More Random Thoughts

Well, I've had two more random thoughts about English evolution (so far) today.

First, I realized that there is already a mechanism in common use for English to lose the past tense entirely. Figure it out, yet? I just used it. English has come to like to move auxiliary verbs ("do"/"did") before the subject in questions, e.g. "Did you figure it out, yet?" However, it's becoming common use to drop auxiliary verbs in English. This is one such case. As the auxiliary verb, not the main verb, carries the tense, this change leads to a loss of explicitly stated tense.

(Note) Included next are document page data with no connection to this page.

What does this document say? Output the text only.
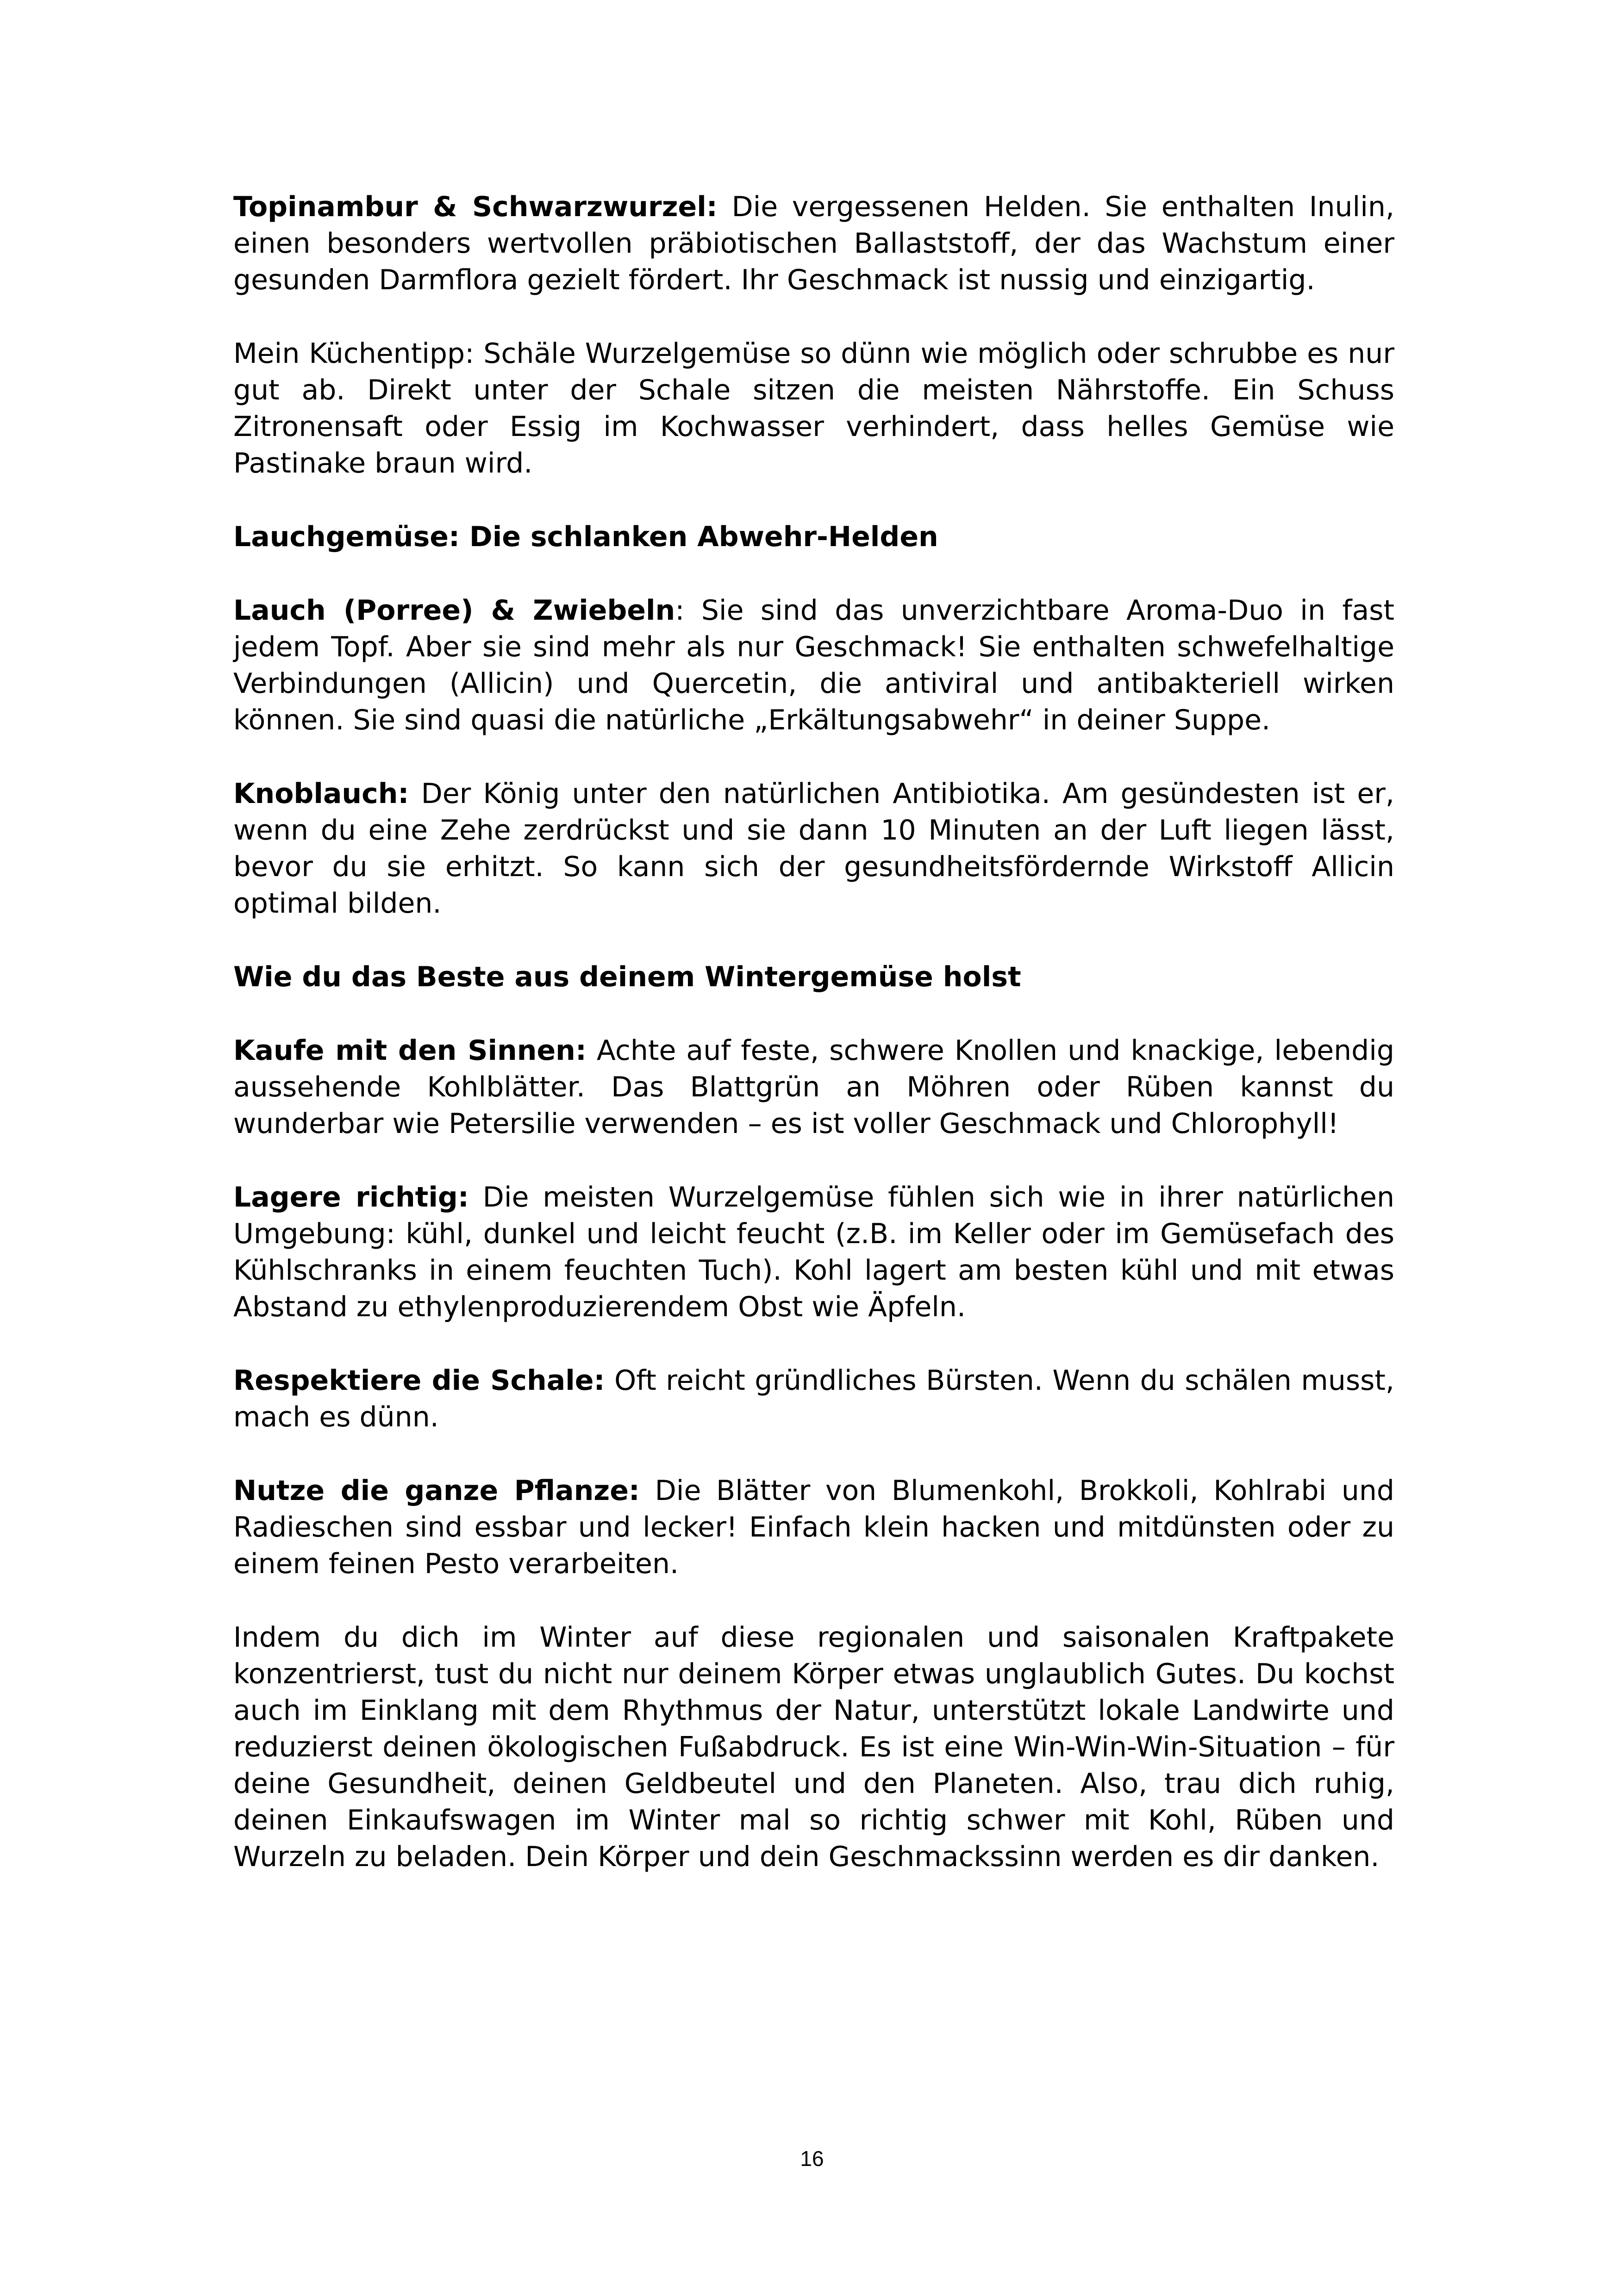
Topinambur & Schwarzwurzel: Die vergessenen Helden. Sie enthalten Inulin, einen besonders wertvollen präbiotischen Ballaststoff, der das Wachstum einer gesunden Darmflora gezielt fördert. Ihr Geschmack ist nussig und einzigartig.

Mein Küchentipp: Schäle Wurzelgemüse so dünn wie möglich oder schrubbe es nur gut ab. Direkt unter der Schale sitzen die meisten Nährstoffe. Ein Schuss Zitronensaft oder Essig im Kochwasser verhindert, dass helles Gemüse wie Pastinake braun wird.

Lauchgemüse: Die schlanken Abwehr-Helden

Lauch (Porree) & Zwiebeln: Sie sind das unverzichtbare Aroma-Duo in fast jedem Topf. Aber sie sind mehr als nur Geschmack! Sie enthalten schwefelhaltige Verbindungen (Allicin) und Quercetin, die antiviral und antibakteriell wirken können. Sie sind quasi die natürliche „Erkältungsabwehr“ in deiner Suppe.

Knoblauch: Der König unter den natürlichen Antibiotika. Am gesündesten ist er, wenn du eine Zehe zerdrückst und sie dann 10 Minuten an der Luft liegen lässt, bevor du sie erhitzt. So kann sich der gesundheitsfördernde Wirkstoff Allicin optimal bilden.

Wie du das Beste aus deinem Wintergemüse holst

Kaufe mit den Sinnen: Achte auf feste, schwere Knollen und knackige, lebendig aussehende Kohlblätter. Das Blattgrün an Möhren oder Rüben kannst du wunderbar wie Petersilie verwenden – es ist voller Geschmack und Chlorophyll!

Lagere richtig: Die meisten Wurzelgemüse fühlen sich wie in ihrer natürlichen Umgebung: kühl, dunkel und leicht feucht (z.B. im Keller oder im Gemüsefach des Kühlschranks in einem feuchten Tuch). Kohl lagert am besten kühl und mit etwas Abstand zu ethylenproduzierendem Obst wie Äpfeln.

Respektiere die Schale: Oft reicht gründliches Bürsten. Wenn du schälen musst, mach es dünn.

Nutze die ganze Pflanze: Die Blätter von Blumenkohl, Brokkoli, Kohlrabi und Radieschen sind essbar und lecker! Einfach klein hacken und mitdünsten oder zu einem feinen Pesto verarbeiten.

Indem du dich im Winter auf diese regionalen und saisonalen Kraftpakete konzentrierst, tust du nicht nur deinem Körper etwas unglaublich Gutes. Du kochst auch im Einklang mit dem Rhythmus der Natur, unterstützt lokale Landwirte und reduzierst deinen ökologischen Fußabdruck. Es ist eine Win-Win-Win-Situation – für deine Gesundheit, deinen Geldbeutel und den Planeten. Also, trau dich ruhig, deinen Einkaufswagen im Winter mal so richtig schwer mit Kohl, Rüben und Wurzeln zu beladen. Dein Körper und dein Geschmackssinn werden es dir danken.

16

In the case of questions, the main verb is kept in the infinitive, which is identical in form to the present tense. Languages have a way of evolving based on analogy. It's not impossible that this could be applied to verbs in general, losing the past tense entirely (or at least a distinct form for the past tense; it's possible a periphrastic form, like "do"/"did" would then take it's place in all cases).

The third thought of the day came from me pondering the second one. This modern tendency to drop auxiliary verbs and sometimes the subject is not unique to questions. It's also applied to the perfect (e.g. "I've been" -> "Been") and the progressive (e.g. "I'm thinking" -> "Thinking"). If the latter case became the standard, the effect would basically be the same as with dropping "do"/"did". However, if the former occurred, it could result in the past participle replacing other forms, such as the perfect or past tense.

Here's where my random thought came in: the possibility of replacing the past tense is especially interesting, because it may have happened before in English. If you look back at Old English, you'll notice there are two distinct forms - past tense and past participle - for both strong verbs, which retain this distinction (verbs like "write"/"wrote"/"written"), as well as weak verbs (what became our modern regular verbs like "poke"/"poked"). The past tense for weak verbs, in Old English, was -de. Care to guess what the past participle was? It's -ed, the modern past tense suffix. In summary, the Old English part participle has become the modern English past tense form.